Les joueurs qui sont finalement restés et, surtout, ceux arrivés cet été, sont les propres choix de Nabil Maâloul, un entraîneur qui impose ses propres idées.

C’est un entraîneur qui sait où il va et, surtout, quel meilleur chemin prendre pour arriver à destination.Les choix de Nabil Maâloul ne sont pas fortuits et il lui arrive de renoncer à un accord si toutes ses conditions ne sont pas remplies comme c’était le cas il y a un an quand il n’avait pas pris les commandes de l’EST car on lui a refusé Nader Daoud comme adjoint.

L’un de ses points forts aussi, c’est la communication. Un atout qui lui permet d’entretenir des relations très utiles. Et s’il y a une chose que Maâloul sait faire, c’est entretenir son carnet d’adresses, notamment avec les joueurs. Un carnet d’adresses et un relationnel qui s’est fait ressentir dans le mercato estival de l’EST. On sait pertinemment que  pour Yassine Meriah, c’est Maâloul qui a tenu à le faire venir et c’est lui qui a conduit les négociations avec l’ex-sociétaire d’Al Ain émirati. Maâloul est parvenu à  convaincre Meriah de résilier son contrat avec Al Aïn pour être transféré à l’EST en joueur libre, une exigence de Hamdi Meddeb.

Les deux autres recrues de la défense, ce sont aussi ses propres choix : Ben Ali et Dagdoug. Le coach « sang et or » est parvenu aussi à convaincre Mohamed Ali Yaâkoubi de rester. Un joueur expérimenté qui saura encadrer ses jeunes équipiers sur le terrain, ce qui devra rassurer Debchi dans les bois. Avec Tougaï, Ben Hmida, Amamou et Fedaa, le coach n’a pas à s’inquiéter sur le plan défensif d’autant que Fousseny Coulibaly a l’aptitude de reculer d’un cran quand la situation l’impose.

Une chance pour Iwuala !

Si rester est le choix personnel de Fousseny Coulibaly, malgré l’offre saoudienne alléchante, Anayo Iwuala, qui était pendant un certain temps proche de la porte de sortie du Parc B, a bénéficié de l’indulgence de l’entraîneur qui pense que le jeune Nigérian de 23 ans n’a pas tout montré la saison dernière et que, pour une raison ou une autre, il n’a pas pu s’exprimer pleinement sur le terrain.

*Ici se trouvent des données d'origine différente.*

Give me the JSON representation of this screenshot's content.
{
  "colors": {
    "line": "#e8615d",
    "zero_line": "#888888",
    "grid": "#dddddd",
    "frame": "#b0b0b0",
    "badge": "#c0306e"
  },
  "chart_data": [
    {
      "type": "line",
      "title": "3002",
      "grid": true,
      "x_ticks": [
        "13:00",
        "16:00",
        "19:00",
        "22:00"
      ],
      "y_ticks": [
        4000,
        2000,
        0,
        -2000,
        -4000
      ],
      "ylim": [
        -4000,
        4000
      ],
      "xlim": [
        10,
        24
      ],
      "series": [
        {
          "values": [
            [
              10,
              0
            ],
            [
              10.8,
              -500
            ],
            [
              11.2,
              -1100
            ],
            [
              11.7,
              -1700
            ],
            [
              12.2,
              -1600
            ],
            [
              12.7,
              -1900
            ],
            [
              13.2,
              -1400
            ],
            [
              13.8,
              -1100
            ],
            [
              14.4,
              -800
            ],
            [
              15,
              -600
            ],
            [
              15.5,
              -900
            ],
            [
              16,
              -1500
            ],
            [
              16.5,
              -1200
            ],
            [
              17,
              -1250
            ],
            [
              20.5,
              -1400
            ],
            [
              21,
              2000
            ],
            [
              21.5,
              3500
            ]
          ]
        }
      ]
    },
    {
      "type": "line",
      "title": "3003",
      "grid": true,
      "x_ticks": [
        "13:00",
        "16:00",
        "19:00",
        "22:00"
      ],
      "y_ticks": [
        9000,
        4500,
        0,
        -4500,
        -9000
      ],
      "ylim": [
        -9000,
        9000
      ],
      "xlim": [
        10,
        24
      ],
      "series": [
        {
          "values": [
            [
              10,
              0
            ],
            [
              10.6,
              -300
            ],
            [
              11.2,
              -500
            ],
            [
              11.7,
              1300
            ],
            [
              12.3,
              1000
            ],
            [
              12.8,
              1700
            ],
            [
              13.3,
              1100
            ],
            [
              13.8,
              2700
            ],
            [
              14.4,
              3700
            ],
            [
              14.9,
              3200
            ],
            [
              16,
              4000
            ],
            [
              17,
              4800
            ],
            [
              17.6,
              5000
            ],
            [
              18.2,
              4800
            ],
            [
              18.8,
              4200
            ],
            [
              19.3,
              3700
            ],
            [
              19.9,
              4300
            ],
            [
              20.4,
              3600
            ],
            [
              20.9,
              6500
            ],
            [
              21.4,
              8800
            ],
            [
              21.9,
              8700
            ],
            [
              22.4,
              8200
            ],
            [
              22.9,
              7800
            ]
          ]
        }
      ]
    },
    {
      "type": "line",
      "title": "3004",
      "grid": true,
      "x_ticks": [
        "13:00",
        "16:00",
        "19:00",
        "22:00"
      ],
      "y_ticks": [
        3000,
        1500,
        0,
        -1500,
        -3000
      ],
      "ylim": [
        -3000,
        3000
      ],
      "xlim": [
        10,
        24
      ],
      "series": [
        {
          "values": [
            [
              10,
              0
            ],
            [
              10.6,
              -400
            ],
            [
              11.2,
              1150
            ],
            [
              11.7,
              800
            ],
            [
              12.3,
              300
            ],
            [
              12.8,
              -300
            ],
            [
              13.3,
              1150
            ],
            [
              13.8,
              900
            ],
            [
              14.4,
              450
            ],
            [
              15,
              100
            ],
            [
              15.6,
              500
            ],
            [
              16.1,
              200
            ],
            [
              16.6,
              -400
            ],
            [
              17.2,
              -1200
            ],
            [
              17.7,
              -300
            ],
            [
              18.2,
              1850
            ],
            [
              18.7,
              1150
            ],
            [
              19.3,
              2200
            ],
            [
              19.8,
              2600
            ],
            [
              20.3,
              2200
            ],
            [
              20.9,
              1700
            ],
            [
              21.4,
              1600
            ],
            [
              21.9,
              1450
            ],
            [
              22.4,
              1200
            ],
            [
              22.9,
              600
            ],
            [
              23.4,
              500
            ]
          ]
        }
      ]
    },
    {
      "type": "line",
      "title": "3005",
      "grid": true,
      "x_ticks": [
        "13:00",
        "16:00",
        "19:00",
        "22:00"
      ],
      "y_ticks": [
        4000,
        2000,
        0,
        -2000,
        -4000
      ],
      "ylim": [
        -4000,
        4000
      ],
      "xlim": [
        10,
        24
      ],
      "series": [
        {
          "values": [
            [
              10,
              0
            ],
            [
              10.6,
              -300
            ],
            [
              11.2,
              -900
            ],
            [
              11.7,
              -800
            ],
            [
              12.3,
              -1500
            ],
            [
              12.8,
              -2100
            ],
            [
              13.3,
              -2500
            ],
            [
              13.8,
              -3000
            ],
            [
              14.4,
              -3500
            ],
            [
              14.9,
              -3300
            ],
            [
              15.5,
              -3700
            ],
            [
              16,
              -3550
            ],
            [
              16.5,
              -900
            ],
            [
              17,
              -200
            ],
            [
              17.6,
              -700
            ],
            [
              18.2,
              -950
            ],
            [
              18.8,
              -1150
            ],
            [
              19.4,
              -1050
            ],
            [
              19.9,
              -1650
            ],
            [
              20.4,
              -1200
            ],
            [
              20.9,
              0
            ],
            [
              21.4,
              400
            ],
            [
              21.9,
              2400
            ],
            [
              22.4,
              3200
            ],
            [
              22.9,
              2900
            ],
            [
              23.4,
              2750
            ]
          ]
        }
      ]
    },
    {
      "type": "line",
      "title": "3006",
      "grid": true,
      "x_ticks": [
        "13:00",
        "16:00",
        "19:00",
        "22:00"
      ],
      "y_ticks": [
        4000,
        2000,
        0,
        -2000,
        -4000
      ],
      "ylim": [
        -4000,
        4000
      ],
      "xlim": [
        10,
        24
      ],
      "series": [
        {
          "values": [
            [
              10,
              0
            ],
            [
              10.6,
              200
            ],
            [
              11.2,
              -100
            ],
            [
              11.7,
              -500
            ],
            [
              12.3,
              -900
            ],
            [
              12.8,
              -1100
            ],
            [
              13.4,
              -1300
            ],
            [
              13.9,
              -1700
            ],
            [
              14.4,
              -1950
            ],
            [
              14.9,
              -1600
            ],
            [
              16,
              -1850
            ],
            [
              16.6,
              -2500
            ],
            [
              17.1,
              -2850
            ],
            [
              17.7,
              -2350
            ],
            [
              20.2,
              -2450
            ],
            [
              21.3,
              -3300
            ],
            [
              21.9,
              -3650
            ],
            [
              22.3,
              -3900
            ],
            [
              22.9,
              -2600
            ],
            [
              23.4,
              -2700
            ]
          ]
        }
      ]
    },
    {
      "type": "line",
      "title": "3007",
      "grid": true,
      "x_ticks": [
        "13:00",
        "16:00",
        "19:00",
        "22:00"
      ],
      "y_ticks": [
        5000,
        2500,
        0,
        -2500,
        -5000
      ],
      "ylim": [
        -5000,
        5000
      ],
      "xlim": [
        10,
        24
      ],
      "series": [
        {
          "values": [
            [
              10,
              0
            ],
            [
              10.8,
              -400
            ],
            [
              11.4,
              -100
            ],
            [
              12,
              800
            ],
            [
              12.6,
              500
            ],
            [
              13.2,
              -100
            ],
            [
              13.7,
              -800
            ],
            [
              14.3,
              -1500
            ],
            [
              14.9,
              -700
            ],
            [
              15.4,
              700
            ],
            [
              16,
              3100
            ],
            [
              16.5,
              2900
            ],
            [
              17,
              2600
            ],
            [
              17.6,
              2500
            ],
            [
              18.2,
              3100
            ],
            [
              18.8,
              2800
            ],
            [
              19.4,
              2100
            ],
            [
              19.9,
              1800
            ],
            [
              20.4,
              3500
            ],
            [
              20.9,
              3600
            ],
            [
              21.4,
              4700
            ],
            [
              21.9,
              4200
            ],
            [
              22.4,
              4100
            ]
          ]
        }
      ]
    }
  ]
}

Le coach «sang et or» sait aussi que deux autres joueurs expérimentés n’ont pas été au top aussi, la saison écoulée. Il y a d’abord Hamdou El Houni, irrégulier et qui voulait partir car il ne trouvait plus sa place au sein de l’effectif. Le Libyen a du potentiel, mais ne peut exceller que lorsqu’il est bien mentalement et psychologiquement. Il fallait prendre le temps pour lui parler et, dans ce domaine, Nabil Maâloul passe champion en la matière.

Il fallait aussi retenir Anis Badri afin de préserver, avec El Houni, les équilibres sur les couloirs en phase offensive.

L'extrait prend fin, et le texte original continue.